Taoiseach Micheál Martin has said that the British government's decision to end prosecutions for crimes related to the Troubles "needs to be dealt with in the context of the Good Friday Agreement".

Meanwhile, Minister Coveney said that there can be no pre-determined outcome to dealing with legacy issues in Northern Ireland, and that the British government's proposals were "simply a position paper".

"This is a process I am committed to and we will move forward now but let me be very clear: there is no pre-determined outcome here," Mr Coveney said.

"Some have sold the British government's position during the week as a fait accompli.
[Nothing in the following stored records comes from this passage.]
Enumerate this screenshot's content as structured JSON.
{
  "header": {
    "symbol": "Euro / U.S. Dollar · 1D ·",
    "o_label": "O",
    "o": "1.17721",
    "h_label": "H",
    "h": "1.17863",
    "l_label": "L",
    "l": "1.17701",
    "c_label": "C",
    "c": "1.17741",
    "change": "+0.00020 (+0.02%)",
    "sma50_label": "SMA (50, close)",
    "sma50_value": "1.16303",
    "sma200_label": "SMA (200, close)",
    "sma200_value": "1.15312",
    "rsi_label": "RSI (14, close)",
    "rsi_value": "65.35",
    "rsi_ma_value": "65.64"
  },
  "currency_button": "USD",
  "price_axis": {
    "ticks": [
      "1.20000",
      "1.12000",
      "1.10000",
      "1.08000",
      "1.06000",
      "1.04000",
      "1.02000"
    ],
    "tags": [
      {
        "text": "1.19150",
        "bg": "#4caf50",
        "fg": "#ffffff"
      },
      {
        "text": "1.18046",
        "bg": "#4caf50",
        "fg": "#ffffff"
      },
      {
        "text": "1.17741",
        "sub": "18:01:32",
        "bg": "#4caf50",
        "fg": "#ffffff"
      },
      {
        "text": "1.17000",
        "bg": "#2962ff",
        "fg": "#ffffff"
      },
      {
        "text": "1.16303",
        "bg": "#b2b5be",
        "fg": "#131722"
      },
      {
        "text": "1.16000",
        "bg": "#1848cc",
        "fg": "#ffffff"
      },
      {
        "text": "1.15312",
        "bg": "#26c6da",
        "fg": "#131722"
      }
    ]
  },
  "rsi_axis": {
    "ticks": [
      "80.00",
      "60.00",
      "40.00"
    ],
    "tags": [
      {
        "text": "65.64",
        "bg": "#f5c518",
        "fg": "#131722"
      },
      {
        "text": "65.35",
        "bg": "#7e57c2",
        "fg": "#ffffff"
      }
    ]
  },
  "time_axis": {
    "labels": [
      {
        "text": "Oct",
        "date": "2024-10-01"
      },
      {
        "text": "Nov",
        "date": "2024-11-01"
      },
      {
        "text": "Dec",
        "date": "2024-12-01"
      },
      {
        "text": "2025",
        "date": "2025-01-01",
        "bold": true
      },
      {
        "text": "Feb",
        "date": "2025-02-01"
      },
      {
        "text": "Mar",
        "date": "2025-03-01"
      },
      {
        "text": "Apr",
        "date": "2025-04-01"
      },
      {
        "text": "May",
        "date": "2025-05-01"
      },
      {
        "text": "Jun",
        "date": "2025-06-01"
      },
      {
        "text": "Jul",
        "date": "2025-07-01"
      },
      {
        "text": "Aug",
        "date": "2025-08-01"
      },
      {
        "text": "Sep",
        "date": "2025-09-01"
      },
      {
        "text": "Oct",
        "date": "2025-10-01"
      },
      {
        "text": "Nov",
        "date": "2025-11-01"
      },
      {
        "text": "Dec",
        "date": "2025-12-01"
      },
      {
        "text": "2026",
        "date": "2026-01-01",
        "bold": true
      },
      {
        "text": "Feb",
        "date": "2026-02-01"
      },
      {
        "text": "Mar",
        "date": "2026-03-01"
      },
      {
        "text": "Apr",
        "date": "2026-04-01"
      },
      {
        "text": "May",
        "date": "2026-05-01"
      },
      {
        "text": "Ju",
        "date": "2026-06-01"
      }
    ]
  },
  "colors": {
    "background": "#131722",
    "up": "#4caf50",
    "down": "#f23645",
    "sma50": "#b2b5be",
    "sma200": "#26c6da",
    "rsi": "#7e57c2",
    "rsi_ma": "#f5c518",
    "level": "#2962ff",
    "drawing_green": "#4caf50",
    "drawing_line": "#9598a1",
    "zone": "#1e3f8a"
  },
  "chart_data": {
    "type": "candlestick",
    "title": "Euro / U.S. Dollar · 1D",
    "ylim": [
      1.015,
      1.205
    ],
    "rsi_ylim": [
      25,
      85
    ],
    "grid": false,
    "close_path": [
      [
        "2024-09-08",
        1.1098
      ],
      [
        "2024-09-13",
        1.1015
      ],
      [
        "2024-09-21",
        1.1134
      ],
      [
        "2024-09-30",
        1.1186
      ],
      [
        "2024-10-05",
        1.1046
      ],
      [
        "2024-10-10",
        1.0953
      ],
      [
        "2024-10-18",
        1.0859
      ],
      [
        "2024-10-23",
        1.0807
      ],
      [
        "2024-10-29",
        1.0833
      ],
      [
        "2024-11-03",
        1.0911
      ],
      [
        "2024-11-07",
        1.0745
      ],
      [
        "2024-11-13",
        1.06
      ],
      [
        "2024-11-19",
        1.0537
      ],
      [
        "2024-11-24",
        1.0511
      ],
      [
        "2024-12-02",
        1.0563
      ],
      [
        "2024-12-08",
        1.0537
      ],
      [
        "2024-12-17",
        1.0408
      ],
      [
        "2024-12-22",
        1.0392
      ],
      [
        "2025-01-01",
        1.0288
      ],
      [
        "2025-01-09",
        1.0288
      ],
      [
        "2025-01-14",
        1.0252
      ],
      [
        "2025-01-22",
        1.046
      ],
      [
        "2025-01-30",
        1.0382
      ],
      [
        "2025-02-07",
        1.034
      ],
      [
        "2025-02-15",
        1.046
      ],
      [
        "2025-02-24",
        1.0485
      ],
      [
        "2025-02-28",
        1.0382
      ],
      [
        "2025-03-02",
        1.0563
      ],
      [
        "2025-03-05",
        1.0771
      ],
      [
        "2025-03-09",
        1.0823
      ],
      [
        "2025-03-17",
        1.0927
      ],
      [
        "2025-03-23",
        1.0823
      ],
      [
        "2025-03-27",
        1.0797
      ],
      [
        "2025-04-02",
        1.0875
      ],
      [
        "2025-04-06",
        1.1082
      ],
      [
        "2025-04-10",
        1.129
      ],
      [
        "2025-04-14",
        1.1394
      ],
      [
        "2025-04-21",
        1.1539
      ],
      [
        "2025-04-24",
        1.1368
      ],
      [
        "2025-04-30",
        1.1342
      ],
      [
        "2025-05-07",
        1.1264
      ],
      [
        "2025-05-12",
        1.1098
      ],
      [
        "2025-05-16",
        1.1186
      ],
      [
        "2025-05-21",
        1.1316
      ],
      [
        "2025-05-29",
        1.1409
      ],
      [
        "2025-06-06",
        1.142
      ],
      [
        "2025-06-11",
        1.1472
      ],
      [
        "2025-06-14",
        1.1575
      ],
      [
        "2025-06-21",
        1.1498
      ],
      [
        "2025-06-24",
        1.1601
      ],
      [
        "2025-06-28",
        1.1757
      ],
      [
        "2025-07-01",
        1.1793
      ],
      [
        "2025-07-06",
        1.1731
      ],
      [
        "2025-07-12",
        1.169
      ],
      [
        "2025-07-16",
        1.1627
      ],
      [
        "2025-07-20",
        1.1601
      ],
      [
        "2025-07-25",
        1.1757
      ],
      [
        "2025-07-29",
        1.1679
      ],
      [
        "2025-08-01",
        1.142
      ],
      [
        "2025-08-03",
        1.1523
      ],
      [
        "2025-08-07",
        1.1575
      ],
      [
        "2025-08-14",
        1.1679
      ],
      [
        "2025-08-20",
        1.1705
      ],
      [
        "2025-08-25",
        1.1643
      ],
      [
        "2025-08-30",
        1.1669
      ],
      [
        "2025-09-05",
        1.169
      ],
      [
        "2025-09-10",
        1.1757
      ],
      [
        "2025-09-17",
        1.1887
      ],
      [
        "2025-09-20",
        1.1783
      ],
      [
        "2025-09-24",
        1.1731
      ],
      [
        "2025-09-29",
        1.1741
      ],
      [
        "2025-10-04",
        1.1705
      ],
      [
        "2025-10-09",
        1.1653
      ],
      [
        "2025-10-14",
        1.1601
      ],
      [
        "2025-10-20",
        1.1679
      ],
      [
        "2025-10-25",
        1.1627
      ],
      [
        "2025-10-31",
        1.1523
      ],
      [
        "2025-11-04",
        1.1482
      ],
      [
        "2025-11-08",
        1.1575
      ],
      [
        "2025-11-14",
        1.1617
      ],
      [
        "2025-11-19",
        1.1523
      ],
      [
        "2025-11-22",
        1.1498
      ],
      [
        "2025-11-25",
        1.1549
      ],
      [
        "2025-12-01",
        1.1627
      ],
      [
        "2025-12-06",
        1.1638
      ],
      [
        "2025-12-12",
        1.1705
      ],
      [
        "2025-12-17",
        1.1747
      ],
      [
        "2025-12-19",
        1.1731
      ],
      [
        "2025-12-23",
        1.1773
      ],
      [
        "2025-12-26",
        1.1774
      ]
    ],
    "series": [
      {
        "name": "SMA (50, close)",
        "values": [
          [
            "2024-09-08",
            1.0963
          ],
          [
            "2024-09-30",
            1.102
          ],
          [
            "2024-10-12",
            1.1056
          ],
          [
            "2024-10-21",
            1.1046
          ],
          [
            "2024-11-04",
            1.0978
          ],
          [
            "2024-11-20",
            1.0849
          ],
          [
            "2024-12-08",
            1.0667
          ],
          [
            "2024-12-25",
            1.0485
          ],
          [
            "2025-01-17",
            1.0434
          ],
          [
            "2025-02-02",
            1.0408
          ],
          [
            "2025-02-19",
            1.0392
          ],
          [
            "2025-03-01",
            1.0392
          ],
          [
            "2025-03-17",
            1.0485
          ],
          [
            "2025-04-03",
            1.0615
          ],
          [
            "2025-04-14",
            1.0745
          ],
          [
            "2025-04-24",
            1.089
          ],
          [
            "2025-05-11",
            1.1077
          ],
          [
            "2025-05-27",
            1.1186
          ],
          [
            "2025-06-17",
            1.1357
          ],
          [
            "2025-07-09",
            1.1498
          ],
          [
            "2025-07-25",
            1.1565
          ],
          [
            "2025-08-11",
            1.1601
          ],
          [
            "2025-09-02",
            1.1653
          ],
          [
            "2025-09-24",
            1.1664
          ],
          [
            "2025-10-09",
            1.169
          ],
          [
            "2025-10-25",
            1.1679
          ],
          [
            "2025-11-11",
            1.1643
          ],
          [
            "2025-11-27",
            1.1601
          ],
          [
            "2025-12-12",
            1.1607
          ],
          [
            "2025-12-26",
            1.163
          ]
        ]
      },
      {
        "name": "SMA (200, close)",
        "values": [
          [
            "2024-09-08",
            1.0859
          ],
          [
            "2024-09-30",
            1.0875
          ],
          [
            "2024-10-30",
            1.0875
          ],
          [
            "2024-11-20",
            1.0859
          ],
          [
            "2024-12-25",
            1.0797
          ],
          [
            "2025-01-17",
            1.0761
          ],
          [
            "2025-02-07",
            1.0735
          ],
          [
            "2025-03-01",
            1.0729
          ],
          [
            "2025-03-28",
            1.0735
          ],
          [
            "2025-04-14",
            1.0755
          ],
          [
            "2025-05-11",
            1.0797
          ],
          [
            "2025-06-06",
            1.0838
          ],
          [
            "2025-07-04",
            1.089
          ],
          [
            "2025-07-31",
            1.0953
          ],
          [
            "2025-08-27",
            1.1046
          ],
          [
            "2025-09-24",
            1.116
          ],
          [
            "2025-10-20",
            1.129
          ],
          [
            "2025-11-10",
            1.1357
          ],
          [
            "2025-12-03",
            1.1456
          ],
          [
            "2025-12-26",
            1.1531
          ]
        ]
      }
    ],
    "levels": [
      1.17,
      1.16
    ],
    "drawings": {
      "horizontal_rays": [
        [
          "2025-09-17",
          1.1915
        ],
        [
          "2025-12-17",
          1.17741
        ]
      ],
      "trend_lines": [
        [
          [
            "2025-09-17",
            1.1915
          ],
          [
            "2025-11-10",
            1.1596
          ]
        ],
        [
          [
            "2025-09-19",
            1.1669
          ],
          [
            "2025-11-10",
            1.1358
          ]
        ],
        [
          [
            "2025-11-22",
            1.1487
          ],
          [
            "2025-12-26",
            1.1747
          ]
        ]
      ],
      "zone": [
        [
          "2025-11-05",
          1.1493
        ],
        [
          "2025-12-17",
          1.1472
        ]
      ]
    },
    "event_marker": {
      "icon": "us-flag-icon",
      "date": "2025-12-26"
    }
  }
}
There is no fait accompli.

"There is an outline of the British government’s position and perspective that now needs to feed into a process that is attempting to achieve a consensus on a way forward, and I hope we will be able to make progress on that in the next few weeks."

He said: "This is not a case of the British government outlining a position and then going through some form of consultation process and then moving ahead with that position anyway in the autumn - if that is what we are at, well then we have real problems."

Sinn Féin leader Mary Lou McDonald said: "Today's meeting confirmed what we already knew, that the British government are acting in total bad faith and are trying to fabricate a process to give cover to the British government proceeding with amnesty legislation in the autumn.

"They are now clearly intent on walking away from the Stormont House Agreement."

The Northern Ireland Secretary this week managed to unite Northern Ireland's political parties and the Government.

All oppose plans he announced to stop criminal investigations and prosecutions for Troubles killings up to the Good Friday Agreement in April 1998.

That announcement came just weeks after the Irish and British governments announced a new talks process aimed at finding an agreed way to deal with legacy issues.

Only one meeting took place before the Northern Secretary made his announcement.

Victims groups have said they feel betrayed, while the political parties have accused the British government of ignoring victims and undermining the rule of law.

The Government has also criticised the proposals and insisted they are the basis for further discussion and not the final position.

The UK Solicitor General said the British government would be "engaging" with different groups over its proposal.

Asked whether it was time for a "rethink", Lucy Frazer told Sky News: "The issue in relation to this is that as time moves on, the chances of getting a successful conviction gets lower.

"I know that this issue is causing a lot of issues in Ireland and it is important we engage on this subject, and that rifts are developing.

"I know the Government is engaging with all parties, it will continue to do so before it brings forward any legislation."